From (1) : $x = (10-y)^2$. From (2): $ y = (5-x)^2$. Thus,

$$x = \left(10-(5-x)^2\right)^2,$$ which is a 4th-degree polynomial. Solve it and test the solutions in your system.

Answer 2

Writing $\sqrt{x}=10-y$, $\sqrt{y}=5-x$ we obtain by squaring $$ x= y^2 - 20y + 100, \quad y - x^2 + 10x - 25 =0. $$ Substituting the first equation into the second one gives $$ - y^4 + 40y^3 - 590y^2 + 3801y - 9025=0, $$ which has all roots real. One of these roots leads to a real solution of the original equations, i.e., $$ (x,y)=(2.07429337331, 8.5597592655). $$

Answer 3

Your equations are not linear because they have a square root. If you put $x = X^2$ and $y = Y^2$, you will transform your set of equations to \begin{eqnarray*} X + Y^2 &=& 10 \\ X^2 + Y &=& 5 \end{eqnarray*} The first of these equations gives $X = 10 - Y^2 \Rightarrow X^2 = 100 - 20Y^2 + Y^4$. On substituting it in the second one, you will get $Y^4 - 20Y^2 + Y + 95 = 0$. This equation can be easily solved numerically, say on http://www.wolframalpha.com.

Answer 4

This system of equations isn't linear because you have square root of a variables. Substituting and simplifyind give us $4$-th degree equation which have only one real root.
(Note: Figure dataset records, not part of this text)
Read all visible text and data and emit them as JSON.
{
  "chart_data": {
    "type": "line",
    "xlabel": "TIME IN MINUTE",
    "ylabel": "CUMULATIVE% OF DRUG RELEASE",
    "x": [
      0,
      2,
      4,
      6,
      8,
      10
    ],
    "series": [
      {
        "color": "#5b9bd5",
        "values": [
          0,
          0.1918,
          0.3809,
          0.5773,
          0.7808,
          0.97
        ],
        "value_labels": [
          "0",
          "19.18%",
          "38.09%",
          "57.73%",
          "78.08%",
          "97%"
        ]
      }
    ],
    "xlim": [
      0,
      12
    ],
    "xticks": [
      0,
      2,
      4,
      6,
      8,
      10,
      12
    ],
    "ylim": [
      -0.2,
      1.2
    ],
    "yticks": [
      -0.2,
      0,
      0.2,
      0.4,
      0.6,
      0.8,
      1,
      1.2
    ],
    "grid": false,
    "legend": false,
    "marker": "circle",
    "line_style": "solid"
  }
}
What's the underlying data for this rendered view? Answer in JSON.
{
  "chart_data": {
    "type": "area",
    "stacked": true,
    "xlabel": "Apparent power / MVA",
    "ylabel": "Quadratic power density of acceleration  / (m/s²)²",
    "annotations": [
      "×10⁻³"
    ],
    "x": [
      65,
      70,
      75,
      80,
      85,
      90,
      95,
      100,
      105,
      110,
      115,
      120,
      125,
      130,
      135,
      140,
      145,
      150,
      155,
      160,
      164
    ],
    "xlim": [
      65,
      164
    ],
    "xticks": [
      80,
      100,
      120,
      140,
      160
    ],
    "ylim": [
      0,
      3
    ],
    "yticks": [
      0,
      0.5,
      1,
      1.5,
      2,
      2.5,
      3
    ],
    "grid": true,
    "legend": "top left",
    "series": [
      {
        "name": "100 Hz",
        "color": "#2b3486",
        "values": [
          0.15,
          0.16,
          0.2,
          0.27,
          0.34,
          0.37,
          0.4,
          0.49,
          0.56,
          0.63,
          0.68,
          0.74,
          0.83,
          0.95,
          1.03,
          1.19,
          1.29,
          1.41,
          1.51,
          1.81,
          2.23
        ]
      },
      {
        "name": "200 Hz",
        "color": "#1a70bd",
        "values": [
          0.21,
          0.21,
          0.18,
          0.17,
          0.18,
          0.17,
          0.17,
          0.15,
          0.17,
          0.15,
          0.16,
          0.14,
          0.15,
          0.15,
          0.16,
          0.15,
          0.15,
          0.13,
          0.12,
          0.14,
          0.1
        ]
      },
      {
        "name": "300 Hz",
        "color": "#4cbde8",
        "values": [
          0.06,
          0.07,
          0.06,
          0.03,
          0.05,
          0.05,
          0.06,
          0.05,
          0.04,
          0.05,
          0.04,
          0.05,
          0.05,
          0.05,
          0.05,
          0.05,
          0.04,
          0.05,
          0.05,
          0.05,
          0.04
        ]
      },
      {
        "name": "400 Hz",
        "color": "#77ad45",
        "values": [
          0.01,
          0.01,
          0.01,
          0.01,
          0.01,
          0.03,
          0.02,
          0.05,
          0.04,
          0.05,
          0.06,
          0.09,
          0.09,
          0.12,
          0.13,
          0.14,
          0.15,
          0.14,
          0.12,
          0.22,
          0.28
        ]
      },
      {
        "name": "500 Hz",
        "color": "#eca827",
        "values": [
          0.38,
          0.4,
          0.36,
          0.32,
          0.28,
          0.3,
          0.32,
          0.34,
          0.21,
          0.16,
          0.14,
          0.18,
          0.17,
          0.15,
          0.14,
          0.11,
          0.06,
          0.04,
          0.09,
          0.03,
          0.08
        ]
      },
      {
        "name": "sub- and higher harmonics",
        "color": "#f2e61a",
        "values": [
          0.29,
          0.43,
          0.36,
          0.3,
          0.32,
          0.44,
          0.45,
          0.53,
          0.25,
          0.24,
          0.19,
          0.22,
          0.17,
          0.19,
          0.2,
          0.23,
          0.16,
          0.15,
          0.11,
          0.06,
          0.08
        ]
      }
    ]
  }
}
Approximate value is $(x,y)\approx(2.07429,8.55976)$. Here is the graph of this equations:

Answer 5

$\sqrt x + y = 10$ is part of a parabola symmetric about $y = 10$ with vertex at $(0, 10)$ and $x$ intercept at $(100, 0)$ $x + \sqrt y = 5$ is part a parabola symmetric about $x=5$ axis with vertex $(5, 0)$ and $y_$intercept at $(0,25).$ they intersect at four points in the first quadrant, but the solution is the point in the rectangle $[0,5] \times [0,10]$